# IsEmpty in VB6



## cj_white (Oct 28, 2001)

hey guys i am learning VB6 and messing aroung with some of the functions. i am trying to use the isempty() function but i am getting 'Wrong # of argument or invalid property assignment. this is what i have so far

Private Sub cmdResult_Click()
Dim strFname As String * 50
Dim strLname As String * 50

strFname = Me.txtFname.Text
strLname = Me.txtLname.Text

If IsEmpty(strFname, strLname) = True Then MsgBox "you have not filled out all fields"
ElseIf IsEmpty(strFname, strLname) = False Then MsgBox "Hello " & strFname & " " & strLname & "!" & " How are you today?"

End Sub

Private Sub Form_Load()

End Sub

i'm not sure if there is a problem with the way i have the IsEmpty() set up or maybe i am using the if, then , else statement incorrectly. basicly i have 2 text boxes where you put your first and last name and it is supposed to check to see if they are filled out. thanks in advance


----------



## RedAxl (Nov 17, 2004)

Hi,



> IsEmpty returns TRUE if the variable is uninitialized, or is
> EXPLICITLY SET TO EMPTY; otherwise, it returns FALSE.
> FALSE is ALWAYS returned if expression contains MORE THAN ONE variable.
> IsEmpty ONLY returns meaningful information for VARIANTS.


It is simpler, direct, and safer to test empty variable strings against blank ("") strings.

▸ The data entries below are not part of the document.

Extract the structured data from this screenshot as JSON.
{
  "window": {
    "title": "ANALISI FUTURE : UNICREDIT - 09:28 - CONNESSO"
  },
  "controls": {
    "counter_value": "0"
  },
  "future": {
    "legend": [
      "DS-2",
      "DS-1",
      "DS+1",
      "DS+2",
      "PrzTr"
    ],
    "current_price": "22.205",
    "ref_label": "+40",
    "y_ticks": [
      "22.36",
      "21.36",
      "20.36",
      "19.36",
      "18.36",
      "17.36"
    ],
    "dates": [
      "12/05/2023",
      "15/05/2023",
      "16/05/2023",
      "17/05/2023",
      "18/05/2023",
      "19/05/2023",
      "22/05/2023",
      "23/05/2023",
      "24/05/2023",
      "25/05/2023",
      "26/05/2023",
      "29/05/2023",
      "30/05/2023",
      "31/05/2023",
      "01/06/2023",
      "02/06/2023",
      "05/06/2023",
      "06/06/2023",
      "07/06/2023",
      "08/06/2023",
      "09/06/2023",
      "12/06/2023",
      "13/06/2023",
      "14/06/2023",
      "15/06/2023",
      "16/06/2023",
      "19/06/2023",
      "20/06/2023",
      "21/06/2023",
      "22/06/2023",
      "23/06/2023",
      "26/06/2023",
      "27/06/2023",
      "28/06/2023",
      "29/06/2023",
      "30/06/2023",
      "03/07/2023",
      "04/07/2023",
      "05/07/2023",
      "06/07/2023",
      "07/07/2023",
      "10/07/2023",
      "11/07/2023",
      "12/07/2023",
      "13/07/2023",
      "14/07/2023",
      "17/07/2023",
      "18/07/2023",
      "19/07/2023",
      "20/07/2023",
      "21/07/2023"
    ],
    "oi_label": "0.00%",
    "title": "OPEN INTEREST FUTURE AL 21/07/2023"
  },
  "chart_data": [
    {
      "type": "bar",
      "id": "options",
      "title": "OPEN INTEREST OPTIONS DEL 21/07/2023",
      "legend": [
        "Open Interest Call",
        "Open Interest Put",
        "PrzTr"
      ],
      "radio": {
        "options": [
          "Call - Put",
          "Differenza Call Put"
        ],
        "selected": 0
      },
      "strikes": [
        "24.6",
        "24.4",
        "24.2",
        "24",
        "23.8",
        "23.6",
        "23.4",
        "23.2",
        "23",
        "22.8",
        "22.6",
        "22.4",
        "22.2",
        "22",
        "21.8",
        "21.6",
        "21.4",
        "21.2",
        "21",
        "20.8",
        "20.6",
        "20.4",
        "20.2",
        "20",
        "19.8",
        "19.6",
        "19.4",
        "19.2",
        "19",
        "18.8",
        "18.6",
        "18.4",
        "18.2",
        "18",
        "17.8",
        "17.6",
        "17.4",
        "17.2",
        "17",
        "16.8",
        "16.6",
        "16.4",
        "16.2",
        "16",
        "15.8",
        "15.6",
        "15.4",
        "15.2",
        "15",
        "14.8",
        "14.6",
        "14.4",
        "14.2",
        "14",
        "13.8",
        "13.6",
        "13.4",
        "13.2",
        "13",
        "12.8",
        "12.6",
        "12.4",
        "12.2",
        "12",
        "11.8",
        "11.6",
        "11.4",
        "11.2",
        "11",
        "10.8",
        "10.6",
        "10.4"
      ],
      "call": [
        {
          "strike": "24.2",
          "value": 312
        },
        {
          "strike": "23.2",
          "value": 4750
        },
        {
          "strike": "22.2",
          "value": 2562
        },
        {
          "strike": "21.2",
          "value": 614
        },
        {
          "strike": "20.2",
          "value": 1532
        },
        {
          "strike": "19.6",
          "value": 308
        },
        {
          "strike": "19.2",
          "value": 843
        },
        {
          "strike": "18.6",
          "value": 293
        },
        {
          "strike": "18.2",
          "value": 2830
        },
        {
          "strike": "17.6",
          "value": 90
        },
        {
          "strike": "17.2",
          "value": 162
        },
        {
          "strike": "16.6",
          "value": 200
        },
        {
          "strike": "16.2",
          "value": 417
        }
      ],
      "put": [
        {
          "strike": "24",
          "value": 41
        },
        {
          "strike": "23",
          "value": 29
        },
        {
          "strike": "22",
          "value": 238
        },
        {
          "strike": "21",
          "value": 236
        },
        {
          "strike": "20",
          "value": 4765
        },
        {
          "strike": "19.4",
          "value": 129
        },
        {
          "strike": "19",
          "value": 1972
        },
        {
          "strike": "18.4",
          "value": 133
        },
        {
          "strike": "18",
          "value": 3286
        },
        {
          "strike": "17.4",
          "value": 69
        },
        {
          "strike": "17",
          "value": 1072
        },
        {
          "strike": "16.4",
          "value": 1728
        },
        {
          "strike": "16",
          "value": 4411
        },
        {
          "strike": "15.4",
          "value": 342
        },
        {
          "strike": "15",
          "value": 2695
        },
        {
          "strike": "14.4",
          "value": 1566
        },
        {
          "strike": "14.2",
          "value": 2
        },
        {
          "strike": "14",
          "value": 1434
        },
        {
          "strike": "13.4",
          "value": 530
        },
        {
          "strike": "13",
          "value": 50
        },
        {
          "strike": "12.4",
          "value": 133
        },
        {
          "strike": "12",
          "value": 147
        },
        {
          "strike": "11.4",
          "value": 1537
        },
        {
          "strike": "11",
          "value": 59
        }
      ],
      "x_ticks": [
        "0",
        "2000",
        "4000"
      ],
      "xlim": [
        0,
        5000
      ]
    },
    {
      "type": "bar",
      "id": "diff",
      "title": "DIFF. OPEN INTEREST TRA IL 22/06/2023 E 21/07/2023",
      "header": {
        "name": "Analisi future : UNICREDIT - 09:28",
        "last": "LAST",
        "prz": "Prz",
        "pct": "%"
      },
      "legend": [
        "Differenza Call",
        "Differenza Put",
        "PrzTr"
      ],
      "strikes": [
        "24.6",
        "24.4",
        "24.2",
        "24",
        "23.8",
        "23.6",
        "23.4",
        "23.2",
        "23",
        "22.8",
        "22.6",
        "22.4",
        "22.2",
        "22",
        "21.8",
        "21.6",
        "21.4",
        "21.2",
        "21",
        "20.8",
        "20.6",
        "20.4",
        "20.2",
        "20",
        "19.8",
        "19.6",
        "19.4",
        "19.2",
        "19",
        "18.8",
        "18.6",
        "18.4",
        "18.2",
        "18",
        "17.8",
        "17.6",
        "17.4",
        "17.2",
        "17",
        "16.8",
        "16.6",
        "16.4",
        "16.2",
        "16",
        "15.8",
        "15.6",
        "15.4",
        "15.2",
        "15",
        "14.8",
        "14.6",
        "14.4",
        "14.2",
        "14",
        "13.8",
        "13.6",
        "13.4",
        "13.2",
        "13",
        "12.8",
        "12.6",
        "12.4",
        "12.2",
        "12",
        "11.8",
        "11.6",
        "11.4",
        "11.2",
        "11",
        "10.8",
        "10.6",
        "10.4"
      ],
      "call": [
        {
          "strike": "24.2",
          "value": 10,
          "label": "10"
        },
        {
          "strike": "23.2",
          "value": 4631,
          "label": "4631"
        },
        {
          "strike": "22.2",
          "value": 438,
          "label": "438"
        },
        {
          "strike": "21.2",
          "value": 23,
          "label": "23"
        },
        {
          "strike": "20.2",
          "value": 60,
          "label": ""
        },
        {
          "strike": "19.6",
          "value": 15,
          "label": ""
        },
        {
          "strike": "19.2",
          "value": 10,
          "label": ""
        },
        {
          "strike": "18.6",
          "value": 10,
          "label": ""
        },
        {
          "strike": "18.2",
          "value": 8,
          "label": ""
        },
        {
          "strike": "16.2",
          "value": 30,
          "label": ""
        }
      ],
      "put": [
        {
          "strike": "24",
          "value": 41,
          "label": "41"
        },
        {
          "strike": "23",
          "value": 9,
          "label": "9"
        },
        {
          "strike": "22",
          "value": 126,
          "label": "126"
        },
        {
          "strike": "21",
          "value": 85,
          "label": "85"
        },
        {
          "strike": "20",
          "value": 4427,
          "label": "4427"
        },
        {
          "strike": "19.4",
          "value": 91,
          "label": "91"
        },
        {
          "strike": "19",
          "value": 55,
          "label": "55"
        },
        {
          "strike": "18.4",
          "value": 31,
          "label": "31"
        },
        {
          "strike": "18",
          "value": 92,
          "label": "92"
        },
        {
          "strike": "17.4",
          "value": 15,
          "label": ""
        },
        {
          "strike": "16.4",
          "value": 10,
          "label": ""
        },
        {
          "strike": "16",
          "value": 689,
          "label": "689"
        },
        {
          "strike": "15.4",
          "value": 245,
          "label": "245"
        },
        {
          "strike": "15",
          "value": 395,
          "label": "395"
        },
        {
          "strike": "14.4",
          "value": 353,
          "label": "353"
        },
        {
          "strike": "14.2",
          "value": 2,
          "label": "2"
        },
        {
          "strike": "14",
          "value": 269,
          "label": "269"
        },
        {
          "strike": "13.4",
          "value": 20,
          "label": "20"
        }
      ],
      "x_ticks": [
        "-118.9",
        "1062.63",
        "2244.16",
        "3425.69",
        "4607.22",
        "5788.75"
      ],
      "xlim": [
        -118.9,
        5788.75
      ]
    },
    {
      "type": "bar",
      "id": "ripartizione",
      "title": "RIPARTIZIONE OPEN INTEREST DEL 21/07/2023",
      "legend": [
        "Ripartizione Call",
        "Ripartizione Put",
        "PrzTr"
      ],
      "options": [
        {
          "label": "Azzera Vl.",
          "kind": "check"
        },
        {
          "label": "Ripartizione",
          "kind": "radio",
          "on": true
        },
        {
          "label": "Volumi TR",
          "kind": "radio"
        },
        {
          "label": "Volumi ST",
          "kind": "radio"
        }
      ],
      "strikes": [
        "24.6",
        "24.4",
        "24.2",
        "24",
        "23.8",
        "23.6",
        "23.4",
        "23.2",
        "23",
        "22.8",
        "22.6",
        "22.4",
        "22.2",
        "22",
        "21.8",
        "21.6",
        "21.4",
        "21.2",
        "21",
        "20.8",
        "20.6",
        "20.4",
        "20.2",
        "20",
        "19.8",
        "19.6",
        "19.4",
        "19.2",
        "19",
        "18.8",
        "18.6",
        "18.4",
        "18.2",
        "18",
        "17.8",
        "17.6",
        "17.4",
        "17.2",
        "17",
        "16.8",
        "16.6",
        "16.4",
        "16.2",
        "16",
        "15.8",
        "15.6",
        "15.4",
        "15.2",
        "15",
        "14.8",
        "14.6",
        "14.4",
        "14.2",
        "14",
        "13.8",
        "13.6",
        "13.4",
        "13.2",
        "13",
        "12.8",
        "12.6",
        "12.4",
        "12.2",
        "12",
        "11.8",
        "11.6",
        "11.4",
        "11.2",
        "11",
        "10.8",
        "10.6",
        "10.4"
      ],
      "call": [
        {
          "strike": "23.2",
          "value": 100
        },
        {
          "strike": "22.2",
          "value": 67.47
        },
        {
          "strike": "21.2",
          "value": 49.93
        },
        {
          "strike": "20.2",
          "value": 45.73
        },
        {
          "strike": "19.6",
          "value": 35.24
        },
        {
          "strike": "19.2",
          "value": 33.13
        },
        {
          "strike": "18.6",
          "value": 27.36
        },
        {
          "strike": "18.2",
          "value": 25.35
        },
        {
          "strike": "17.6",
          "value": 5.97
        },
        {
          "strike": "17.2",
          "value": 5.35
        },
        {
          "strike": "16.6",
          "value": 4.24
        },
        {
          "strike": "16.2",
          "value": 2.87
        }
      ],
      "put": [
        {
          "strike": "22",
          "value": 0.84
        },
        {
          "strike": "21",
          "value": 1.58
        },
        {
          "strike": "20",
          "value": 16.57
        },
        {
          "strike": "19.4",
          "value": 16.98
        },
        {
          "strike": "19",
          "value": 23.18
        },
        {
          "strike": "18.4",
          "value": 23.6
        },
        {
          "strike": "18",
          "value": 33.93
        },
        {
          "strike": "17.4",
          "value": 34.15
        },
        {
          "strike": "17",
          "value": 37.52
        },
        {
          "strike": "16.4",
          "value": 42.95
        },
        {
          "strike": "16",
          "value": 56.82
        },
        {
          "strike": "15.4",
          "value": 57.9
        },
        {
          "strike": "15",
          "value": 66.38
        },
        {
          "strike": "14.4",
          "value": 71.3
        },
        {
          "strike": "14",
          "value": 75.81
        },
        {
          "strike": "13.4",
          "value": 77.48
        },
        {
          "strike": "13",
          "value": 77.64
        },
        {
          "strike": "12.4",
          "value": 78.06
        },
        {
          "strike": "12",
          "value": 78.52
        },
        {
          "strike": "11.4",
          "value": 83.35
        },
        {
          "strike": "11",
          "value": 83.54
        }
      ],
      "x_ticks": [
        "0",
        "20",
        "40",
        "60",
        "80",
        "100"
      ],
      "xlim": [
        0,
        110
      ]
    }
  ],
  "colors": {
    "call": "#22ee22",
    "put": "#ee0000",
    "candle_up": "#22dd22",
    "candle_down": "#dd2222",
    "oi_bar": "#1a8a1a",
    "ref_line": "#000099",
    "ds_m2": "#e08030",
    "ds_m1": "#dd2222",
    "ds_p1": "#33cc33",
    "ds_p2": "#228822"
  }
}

Change the following lines:


> If IsEmpty(strFname, strLname) = True Then MsgBox "you have not filled out all fields"
> ElseIf IsEmpty(strFname, strLname) = False Then MsgBox "Hello " & strFname & " " & strLname & "!" & " How are you today?"


Into: 


> If strFname = "" OR strLname = "" Then
> MsgBox "you have not filled out all fields"
> Else
> MsgBox "Hello " & strFname & " " & strLname & "!" & " How are you today?"
> End If


Also, consider TRIMming your string variables. 

Red


----------



## cj_white (Oct 28, 2001)

thanks for replying. i made the changes you have suggested. I am now getting 'else without if' compile errors. i have the 'end if' at the end of the code. any other suggestions

Private Sub cmdResult_Click()
Dim strFname As String
Dim strLname As String

strFname = Me.txtFname.Text
strLname = Me.txtLname.Text

If strFname = "" Or strLname = "" Then MsgBox "you have not filled out all fields"
Else: MsgBox "Hello " & strFname & " " & strLname & "!" & " How are you today?"
End If
End Sub


----------



## RedAxl (Nov 17, 2004)

Just place the 


> MsgBox "you have not filled out all fields"


on the next line. It will make your code more readable too.

Also, you can ommit the optional COLON ":" after the ELSE.



> If strFname = "" Or strLname = "" Then
> MsgBox "you have not filled out all fields"
> Else
> MsgBox "Hello " & strFname & " " & strLname & "!" & " How are you today?"
> End If


Red


----------



## cj_white (Oct 28, 2001)

that worked. thanks for all your help. is that just the syntax for the if, then, else statement? some things i noticed you can't do that with because as soon as you hit enter to move it to the next line you get a compiler error. i am trying to learn this after i have already learned PHP and i have found it's hard to keep them straight in my head. once again thanks for the help


----------



## RedAxl (Nov 17, 2004)

It is the setting of Auto Syntax Check option that causes the immediate error/warning.

To set/unset the Auto Syntax Check option 

From the Tools menu, select Options, and click the Editor tab on the Options dialog box.


Select Auto Syntax Check (Check/Uncheck). 

:up:

Red


----------